The model capabilities are gradually converging, and the system capabilities are beginning to diverge. Harness is therefore regarded as the key watershed in this change.

A system grown from failures

These understandings do not come from theoretical deductions, but more from repeated engineering practices.

A typical example is that even if it is clearly specified that Python must be executed using uv run, the agent may still bypass the constraints through python3, subprocess, or path mechanisms.

In this process, the team gradually realized that the written rules do not equal the constraints in the system. Therefore, the constraints began to be "solidified" layer by layer. From text prompts to execution interception, and then to runtime control, the system gradually changed from "suggestions" to "structures". Until a certain stage: errors are no longer prohibited, but impossible to occur.
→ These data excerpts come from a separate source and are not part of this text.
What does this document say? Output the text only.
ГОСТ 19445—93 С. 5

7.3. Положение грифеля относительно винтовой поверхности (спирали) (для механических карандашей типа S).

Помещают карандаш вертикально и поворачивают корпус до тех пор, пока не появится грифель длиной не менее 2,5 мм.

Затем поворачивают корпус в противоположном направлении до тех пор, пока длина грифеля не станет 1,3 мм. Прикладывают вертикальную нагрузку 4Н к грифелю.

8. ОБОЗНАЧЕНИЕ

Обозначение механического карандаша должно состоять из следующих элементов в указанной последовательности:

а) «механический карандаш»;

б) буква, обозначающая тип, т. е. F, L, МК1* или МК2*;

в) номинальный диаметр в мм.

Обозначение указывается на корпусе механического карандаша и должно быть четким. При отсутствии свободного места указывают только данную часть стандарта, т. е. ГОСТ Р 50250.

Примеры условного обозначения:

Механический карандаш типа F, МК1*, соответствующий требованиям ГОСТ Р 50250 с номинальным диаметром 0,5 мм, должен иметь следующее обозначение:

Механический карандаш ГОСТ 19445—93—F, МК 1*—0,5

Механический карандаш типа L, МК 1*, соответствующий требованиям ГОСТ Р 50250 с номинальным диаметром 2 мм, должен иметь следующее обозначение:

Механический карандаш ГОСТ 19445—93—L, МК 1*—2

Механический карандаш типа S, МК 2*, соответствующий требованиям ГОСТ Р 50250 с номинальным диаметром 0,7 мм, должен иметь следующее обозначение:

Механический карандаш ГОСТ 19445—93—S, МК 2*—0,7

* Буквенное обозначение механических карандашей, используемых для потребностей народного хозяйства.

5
From "can do" to "can always do"

As agents enter more real - world application environments, the problems have started to change. The focus is no longer on "what else can be done", but on "whether it can always be done". When the task chain becomes longer, the environment becomes more complex, and the running time becomes longer, the model is no longer the bottleneck; the system is.

The real challenge has also shifted to: how to continuously complete correct execution without interruption.

Conclusion: The watershed has emerged

If the core of AI in the past two years was capabilities, then in the future, the watershed will no longer belong to the model. What really makes the difference is who can build a system that enables AI to execute stably.

And Harness is becoming the name of this layer.

该文观点仅代表作者本人，36氪平台仅提供信息存储空间服务。

Harness: When models are no longer the bottleneck, the problems of AI are just beginning.